There are three modest changes that APA could advance. The changes would reduce the administrative-cost dollars that are consequently not available to support actual clinical services, improve patient access, and free psychiatrists from oppressive, and expensive, requirements.
• APA could join with the Medical Society Credentials Verification Organizations of America (e-mail: cwalder@epcms.org) to support the adoption by all behavioral health management companies of the Core Data Credentials Tool. The necessity of preparing duplicative credentialing and recredentialing materials for the many behavioral health care plans is a silly and counterproductive activity that in no way contributes to the quality of care afforded patients. APA could serve as a data warehouse, electronically transmitting the data as requested.

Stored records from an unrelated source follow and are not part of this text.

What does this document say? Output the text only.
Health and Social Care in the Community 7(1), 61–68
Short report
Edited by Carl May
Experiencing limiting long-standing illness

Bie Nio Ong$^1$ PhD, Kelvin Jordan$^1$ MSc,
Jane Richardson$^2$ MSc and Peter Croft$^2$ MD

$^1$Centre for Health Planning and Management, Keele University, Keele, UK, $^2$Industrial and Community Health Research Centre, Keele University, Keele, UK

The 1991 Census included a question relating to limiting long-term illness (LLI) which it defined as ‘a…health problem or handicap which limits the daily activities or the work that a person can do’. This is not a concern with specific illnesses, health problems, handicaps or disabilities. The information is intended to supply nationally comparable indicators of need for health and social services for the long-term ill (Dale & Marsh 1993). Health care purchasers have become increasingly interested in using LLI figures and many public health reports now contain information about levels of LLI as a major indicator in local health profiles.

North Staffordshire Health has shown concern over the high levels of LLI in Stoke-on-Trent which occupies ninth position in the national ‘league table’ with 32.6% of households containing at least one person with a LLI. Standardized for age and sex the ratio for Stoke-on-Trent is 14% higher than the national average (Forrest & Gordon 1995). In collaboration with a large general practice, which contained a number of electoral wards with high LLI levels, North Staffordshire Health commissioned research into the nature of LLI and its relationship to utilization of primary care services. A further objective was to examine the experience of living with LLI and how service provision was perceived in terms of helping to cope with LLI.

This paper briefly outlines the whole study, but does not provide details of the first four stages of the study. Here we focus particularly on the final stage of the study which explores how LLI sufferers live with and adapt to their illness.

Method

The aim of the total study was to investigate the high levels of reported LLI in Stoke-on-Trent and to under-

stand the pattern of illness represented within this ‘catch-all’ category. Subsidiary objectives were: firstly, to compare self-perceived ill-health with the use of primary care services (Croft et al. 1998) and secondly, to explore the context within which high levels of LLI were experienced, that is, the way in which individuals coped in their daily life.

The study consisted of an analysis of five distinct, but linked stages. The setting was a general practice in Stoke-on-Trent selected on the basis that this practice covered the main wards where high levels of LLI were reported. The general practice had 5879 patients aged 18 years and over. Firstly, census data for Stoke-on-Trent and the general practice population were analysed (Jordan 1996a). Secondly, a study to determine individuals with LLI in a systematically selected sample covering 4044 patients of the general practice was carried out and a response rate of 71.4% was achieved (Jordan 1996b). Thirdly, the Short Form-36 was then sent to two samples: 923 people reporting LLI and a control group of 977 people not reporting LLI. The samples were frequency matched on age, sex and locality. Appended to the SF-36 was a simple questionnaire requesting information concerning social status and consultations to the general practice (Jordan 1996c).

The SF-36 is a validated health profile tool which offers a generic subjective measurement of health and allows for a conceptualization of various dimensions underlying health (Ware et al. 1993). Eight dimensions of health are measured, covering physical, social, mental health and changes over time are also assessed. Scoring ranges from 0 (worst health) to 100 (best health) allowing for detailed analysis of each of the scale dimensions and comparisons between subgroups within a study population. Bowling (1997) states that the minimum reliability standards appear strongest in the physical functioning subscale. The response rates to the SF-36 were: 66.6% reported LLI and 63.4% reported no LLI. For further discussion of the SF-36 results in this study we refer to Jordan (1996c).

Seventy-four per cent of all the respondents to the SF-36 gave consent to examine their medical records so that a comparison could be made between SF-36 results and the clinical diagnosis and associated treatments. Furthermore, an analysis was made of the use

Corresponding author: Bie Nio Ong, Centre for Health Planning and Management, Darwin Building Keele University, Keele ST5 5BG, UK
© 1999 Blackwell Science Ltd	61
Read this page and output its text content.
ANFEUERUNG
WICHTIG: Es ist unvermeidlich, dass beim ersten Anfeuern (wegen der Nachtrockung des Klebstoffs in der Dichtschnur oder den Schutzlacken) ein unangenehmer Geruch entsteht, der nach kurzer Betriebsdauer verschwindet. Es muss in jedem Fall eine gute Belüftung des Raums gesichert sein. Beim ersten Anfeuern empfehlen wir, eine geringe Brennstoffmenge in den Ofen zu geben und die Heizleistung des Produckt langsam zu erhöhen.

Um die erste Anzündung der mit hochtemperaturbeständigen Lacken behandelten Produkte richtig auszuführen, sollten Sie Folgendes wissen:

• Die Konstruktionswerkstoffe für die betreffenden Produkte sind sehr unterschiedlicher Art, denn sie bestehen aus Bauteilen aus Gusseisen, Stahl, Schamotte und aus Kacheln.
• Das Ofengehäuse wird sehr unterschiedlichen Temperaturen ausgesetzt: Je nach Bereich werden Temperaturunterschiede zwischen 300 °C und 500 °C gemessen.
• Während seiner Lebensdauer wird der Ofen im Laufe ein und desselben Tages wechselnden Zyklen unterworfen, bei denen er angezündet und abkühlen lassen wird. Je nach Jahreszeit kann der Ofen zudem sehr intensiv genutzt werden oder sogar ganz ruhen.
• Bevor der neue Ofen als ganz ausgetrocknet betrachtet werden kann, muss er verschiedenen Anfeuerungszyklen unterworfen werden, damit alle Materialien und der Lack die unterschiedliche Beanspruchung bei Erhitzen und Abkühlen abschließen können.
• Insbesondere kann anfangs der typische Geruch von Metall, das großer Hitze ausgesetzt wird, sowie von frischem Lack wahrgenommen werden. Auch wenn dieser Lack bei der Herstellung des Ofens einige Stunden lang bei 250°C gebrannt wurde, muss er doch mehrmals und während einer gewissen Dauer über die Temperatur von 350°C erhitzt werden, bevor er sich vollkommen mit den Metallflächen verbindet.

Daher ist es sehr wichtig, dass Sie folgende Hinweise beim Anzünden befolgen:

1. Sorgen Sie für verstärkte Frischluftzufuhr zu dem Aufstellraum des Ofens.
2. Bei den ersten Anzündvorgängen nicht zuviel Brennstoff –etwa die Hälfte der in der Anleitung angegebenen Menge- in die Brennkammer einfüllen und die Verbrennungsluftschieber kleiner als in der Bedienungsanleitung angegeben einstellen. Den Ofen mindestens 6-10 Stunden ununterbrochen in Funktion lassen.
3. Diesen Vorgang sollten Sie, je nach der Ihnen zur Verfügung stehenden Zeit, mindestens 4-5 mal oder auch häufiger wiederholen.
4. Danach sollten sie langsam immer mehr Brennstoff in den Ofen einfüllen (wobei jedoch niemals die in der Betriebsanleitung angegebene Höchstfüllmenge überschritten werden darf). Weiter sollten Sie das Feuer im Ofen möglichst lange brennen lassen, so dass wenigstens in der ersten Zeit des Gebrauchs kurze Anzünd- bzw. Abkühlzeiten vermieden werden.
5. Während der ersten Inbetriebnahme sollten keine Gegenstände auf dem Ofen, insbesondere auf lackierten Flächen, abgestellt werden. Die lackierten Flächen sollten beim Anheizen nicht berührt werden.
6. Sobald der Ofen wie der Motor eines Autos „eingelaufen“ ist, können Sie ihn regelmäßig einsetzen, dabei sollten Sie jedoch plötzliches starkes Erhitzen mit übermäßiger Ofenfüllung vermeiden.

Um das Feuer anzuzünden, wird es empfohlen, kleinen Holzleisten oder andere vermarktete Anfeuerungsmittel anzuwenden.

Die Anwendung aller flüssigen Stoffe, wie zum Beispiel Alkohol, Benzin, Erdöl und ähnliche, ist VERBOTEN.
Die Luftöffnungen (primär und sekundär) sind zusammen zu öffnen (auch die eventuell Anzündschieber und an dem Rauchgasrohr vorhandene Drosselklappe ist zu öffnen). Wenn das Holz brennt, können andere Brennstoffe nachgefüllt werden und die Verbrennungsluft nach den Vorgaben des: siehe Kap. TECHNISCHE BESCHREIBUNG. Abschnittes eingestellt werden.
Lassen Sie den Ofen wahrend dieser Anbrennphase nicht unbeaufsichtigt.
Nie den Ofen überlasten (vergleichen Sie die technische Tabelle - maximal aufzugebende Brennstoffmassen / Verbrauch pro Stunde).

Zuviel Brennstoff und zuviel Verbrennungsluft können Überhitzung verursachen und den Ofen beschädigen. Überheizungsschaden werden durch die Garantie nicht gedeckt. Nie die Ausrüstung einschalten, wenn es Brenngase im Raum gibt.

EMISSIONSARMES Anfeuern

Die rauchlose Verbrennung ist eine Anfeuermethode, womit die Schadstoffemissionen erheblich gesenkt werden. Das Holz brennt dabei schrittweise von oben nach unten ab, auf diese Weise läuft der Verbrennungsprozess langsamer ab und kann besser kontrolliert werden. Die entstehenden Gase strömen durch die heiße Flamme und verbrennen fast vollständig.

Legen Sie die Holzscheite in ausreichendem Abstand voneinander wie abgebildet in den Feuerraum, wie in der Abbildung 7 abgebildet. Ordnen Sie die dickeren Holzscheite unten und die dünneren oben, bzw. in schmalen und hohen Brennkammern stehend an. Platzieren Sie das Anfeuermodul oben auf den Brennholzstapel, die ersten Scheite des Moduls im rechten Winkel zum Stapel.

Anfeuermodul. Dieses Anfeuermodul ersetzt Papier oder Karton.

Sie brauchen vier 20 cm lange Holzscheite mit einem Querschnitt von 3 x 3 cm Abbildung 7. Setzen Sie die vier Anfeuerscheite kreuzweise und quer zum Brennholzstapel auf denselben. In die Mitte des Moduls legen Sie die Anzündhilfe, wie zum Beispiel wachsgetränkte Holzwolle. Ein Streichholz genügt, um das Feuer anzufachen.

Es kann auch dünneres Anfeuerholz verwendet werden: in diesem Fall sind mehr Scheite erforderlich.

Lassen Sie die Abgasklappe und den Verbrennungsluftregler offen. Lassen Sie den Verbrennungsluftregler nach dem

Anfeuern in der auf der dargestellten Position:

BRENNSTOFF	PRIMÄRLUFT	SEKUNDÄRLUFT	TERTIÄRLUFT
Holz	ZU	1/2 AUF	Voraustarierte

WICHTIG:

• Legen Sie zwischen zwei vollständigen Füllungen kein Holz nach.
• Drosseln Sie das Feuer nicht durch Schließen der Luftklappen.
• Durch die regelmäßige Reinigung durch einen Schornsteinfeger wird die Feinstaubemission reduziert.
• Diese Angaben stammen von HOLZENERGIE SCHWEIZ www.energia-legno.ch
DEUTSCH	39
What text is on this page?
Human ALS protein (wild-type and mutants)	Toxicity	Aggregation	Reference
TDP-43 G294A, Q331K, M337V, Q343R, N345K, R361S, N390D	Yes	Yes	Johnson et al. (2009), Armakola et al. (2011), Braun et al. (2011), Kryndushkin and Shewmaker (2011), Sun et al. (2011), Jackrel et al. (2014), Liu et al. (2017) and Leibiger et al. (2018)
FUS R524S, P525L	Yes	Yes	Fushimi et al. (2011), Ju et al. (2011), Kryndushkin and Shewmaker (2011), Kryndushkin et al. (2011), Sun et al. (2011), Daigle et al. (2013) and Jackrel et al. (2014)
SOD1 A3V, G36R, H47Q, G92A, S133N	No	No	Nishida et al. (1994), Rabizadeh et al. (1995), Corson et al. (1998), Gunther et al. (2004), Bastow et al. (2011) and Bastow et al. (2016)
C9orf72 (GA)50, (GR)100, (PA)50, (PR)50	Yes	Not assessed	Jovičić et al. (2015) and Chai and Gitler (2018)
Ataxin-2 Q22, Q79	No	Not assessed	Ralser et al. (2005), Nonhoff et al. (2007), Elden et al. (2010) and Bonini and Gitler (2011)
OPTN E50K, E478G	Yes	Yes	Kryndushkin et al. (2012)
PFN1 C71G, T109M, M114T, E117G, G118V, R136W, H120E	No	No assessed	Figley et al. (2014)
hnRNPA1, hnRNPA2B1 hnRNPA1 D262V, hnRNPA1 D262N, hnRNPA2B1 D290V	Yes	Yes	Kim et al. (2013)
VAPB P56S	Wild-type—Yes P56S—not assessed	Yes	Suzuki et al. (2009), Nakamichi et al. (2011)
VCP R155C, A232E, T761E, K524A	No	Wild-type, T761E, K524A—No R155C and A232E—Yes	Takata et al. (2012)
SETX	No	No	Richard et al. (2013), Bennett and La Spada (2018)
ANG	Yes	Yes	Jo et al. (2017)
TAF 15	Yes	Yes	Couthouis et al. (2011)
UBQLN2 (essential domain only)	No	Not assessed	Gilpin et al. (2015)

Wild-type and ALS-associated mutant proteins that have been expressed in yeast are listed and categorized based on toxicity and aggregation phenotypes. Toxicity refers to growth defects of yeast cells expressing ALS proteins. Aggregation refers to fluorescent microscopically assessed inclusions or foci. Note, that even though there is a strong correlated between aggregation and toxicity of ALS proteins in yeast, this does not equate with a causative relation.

• APA could facilitate the development of a consensus about the data elements that are required for outpatient case management. Already, there is over 90 percent concurrence among the companies, but each has a different format. The Outpatient Treatment Plan already developed by APA could serve as a useful kickoff point.
• APA could make an excellent case for exempting all psychiatrists from outpatient case management. Of the ridiculously low percentage of the health care dollar that goes to behavioral health care, about 30 percent goes to overhead and profit; of the remainder, only about 30 percent, or 21 percent of the total behavioral health care dollar, goes to outpatient, office-based care. Psychiatrists, while having a significant presence in the composition of networks (to ensure hospital and crisis coverage), actually provide a small portion of outpatient treatment; probably no more than 20 percent of outpatient behavioral health care costs are generated by physicians—a mere 4 percent of total behavioral health care costs! Abusive practices can be controlled by outlier analysis and provider profiling, no longer punishing the innocent by requiring every physician to generate outpatient reports that are never read and in no way influence quality of care.
The role of convener is a powerful one in today’s anti–managed care environment. For example, the small American College of Mental Health Administration has facilitated a successful process with all of the accrediting bodies—such as JCAHO and NCQA—to develop a consensus about outcome measures, reducing the risk of conflicting or confusing demands upon provider groups and agencies.
Similarly, APA could convene senior representatives of managed behavioral health care companies to forge an agreement on uniform credentialing, treatment plans, and exemption of psychiatrists from outpatient case management.